Klarinet Archive - Posting 001055.txt from 2001/02

From: Tony@-----.uk (Tony Pay)
Subj: Re: [kl] Landler of Mozart
Date: Tue, 27 Feb 2001 08:30:36 -0500

On Mon, 26 Feb 2001 15:05:11 -0800, leeson0@-----.net said:

> Very interesting note. In Kell's case we are speaking about his
> remarkable ability to play rubato extremely effectively. But he also
> took great care never to change the tempo itself. That is, he might
> very well alter the tempo of HIS part, but the string quartet drove
> along without change. So Kell would rob time at the beginning of the
> measure and then give it back by the end of the measure, and everything
> worked out fine.
>
> What I don't think works well at all is when ALL the players decide to
> do a rubato at the same moment and, in fact, I think that this is very
> damaging to the overall tempo.
>
> So what Kell did was exactly the way Mozart described his on rubato
> playing. He told his father that, while he might change the tempo in
> one hand, the other one drove on unmercifully.

Yes. I wasn't really thinking of the slow movements in Kell's
recordings, but rather of the sorts of rubato he does in faster
movements. (Mozart's comment was about tempo rubato in an Adagio.)

Tempo rubato in an Adagio serves a particular function. Of course, what
function Kell wants his rubato to serve in faster music is his own
affair, but I have to say it often goes against what I would want it to
do. As I said before, if your rubato always lingers on the first note,
it has the effect of putting energy where you don't want it, at the end.

Obviously, the effect appealed to Kell, or he wouldn't have done it, and
clearly it appeals to others too. I wasn't particularly aware of it
when I was 9 years old, but nowadays I feel that you lose more than you
gain if you do it that way, particularly to the degree he does it.

The business of the slight distortion of oom-cha cha in the Viennese
waltz is a much more delicate affair, and except at wild moments (when
the second beat is almost part of the first), it's almost imperceptible.
A related issue is playing the string quaver movement in the Adagio of
either quintet or concerto with the quavers 'not slow' at the beginning
of the bar, and 'not fast' at the end of the bar.

Compare the unease you generate if you make the repeated viola notes in
the slow movement of the G minor Symphony 'linger' at the beginning.

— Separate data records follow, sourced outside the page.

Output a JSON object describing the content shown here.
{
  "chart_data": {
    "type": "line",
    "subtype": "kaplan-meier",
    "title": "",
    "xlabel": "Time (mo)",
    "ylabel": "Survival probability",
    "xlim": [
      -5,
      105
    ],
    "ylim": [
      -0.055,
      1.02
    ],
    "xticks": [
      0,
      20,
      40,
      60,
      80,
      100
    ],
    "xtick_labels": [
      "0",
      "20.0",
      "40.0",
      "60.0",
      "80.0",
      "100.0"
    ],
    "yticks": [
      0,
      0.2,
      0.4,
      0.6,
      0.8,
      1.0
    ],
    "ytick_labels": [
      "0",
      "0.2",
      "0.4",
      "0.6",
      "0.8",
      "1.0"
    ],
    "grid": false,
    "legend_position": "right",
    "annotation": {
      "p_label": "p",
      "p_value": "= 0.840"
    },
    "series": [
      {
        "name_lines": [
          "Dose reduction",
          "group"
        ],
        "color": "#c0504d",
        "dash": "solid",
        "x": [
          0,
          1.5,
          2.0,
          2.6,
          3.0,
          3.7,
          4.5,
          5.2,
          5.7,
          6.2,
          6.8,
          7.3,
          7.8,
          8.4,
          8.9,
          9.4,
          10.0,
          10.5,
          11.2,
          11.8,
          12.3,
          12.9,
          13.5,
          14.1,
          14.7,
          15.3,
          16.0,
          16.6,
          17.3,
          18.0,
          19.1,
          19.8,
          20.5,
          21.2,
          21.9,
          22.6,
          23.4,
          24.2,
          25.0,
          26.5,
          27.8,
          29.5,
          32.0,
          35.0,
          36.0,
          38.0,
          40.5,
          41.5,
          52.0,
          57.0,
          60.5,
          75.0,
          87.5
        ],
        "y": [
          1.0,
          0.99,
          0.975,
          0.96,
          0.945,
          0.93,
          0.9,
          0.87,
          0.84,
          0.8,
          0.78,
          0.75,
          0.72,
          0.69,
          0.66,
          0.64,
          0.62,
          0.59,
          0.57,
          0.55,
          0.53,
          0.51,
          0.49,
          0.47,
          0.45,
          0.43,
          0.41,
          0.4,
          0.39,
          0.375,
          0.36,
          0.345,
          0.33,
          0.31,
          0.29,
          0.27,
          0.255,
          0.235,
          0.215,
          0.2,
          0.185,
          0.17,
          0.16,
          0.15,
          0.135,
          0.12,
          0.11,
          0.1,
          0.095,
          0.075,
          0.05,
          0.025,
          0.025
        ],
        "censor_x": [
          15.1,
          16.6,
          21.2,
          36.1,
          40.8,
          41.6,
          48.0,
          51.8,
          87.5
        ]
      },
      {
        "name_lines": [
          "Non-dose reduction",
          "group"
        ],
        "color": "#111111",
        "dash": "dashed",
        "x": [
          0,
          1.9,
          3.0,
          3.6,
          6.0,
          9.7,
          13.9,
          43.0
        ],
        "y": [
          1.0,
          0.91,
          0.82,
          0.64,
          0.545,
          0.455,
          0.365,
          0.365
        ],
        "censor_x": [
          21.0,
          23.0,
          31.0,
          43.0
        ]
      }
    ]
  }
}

It
all works much better if the time is 'taken', not at the beginning, but
towards the end of the bar.

The overall length of a bar is always the same, of course; it's just
that there's a very delicate change of pace through each bar.

> I am also not yet convinced that the Landler of which we are speaking
> (the 2nd trio of the minuet of K. 581) has to have this done for every
> performance; i.e., is this rubato playing a function of the player's
> personality or is it a function of the Landler itself?

I'd say the latter; but although it may be a part of the style of the
Landler, it obviously admits of degrees, as it does in the Viennese
waltz.

The three minuets (the minuet and the two trios) 'play with' the
relationship of the upbeat to the downbeat, and the nature of that play
is quite naturally one of the things you modulate. In that context,
these microchanges of beat placement have a quite objective purpose.
Their effect, when combined with changes of dynamic and tonecolour, is
to help divide the overall line into bars, to a greater or lesser
degree. So you might have done that anyway with this trio, even without
ever having heard of a Landler.

Tony
--
_________ Tony Pay
|ony:-) 79 Southmoor Rd Tony@-----.uk
| |ay Oxford OX2 6RE GMN artist: http://www.gmn.com
tel/fax 01865 553339

... Psychoceramics: The study of crackpots.